Через полчаса, сидя в душной клетушке комнаты связи, – бронированную дверь толпа погромщиков так и не смогла сломать, – Степан внимательно слушал «голос из Лондона». Сэр Энтони был непривычно, да что там «непривычно», попросту неприлично взволнован.

– Майкл, мальчик мой! Надеюсь, у тебя не осталось неоплаченных счетов и неудовлетворенных женщин? – речь сэра Энтони была вполне разборчива, хотя и пробивалась сквозь «пургу» помех. – Да, даже если и остались, забудь о них. Из посольства до особого распоряжения не выходи. Соответствующие инструкции де Рензи-Мартину я уже передал. Тебе предстоит покинуть Мадрид как можно скорее.

– В чем причина такой поспешности?

Но «невинный» вопрос Степана был отметен самым решительным образом.

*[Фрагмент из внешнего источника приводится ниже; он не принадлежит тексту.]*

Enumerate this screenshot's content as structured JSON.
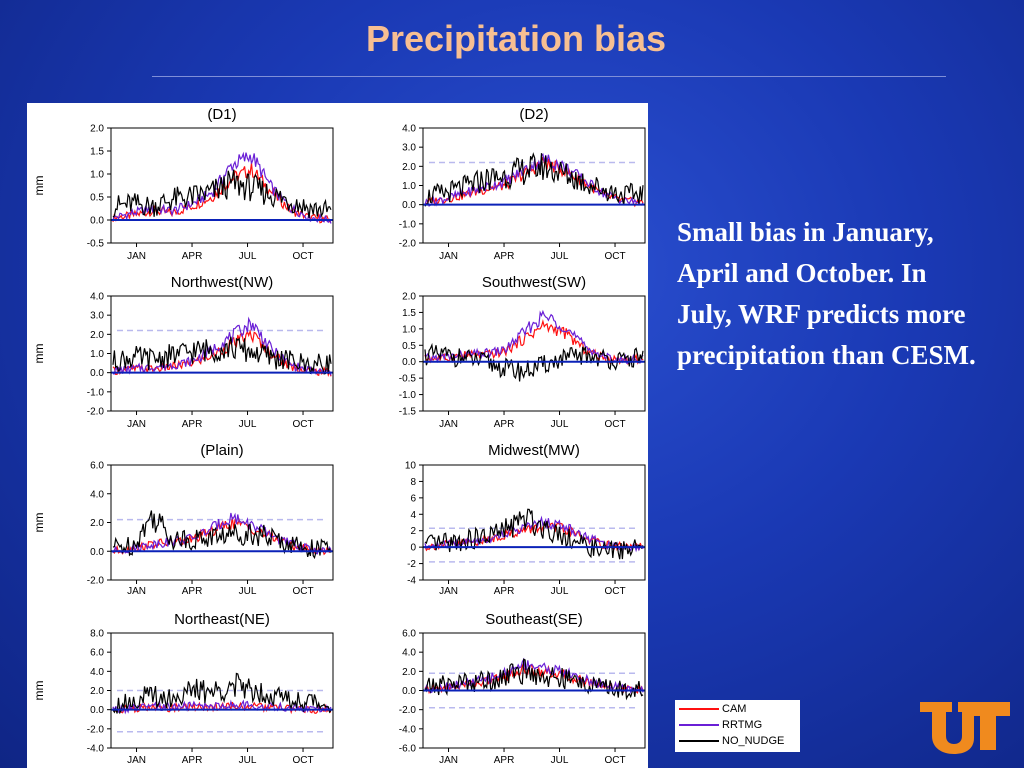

– Не перебивай! – отрезало начальство. – Мне от тебя сейчас нужно слышать только три слова: «Будет исполнено, сэр!» – и не более того. Все расспросы и мелкие подробности – потом, когда перейдешь португальскую границу. Пока могу сказать только одно: тебе, как и некоторым другим нашим людям в Испании, угрожает серьезная опасность. Я хотел бы оказаться старым паникером, но, похоже, у нас текут трубы, если ты понял, о чем я говорю.

Матвеев понял. Даже слишком хорошо. Значит, как считает его лондонское руководство, произошла утечка информации о действующих в республиканской Испании агентах. Это действительно повод «рвать когти», и именно таким экзотическим способом. В морских портах и на немногих аэровокзалах его, скорее всего, уже ждут. Не важно кто конкретно: местные «красные», «товарищи из Москвы» или, скажем, «приятели Шаунбурга» – разница невелика.

Не прошло и двух часов после телефонного разговора, как аккуратно упакованные вещи Степана были доставлены из гостиницы в посольство, а сам он, в компании Мигеля, уже выезжал из Мадрида на стареньком «форде» с намертво заклиненным в поднятом положении откидным верхом.

До Кальварассо-де-Аррива, где его должны были ждать люди «с той стороны», чуть больше двух сотен километров по не самой лучшей даже на испанский взгляд дороге. Их Матвеев надеялся преодолеть часов за пять-шесть, если, конечно, не случится ничего непредвиденного.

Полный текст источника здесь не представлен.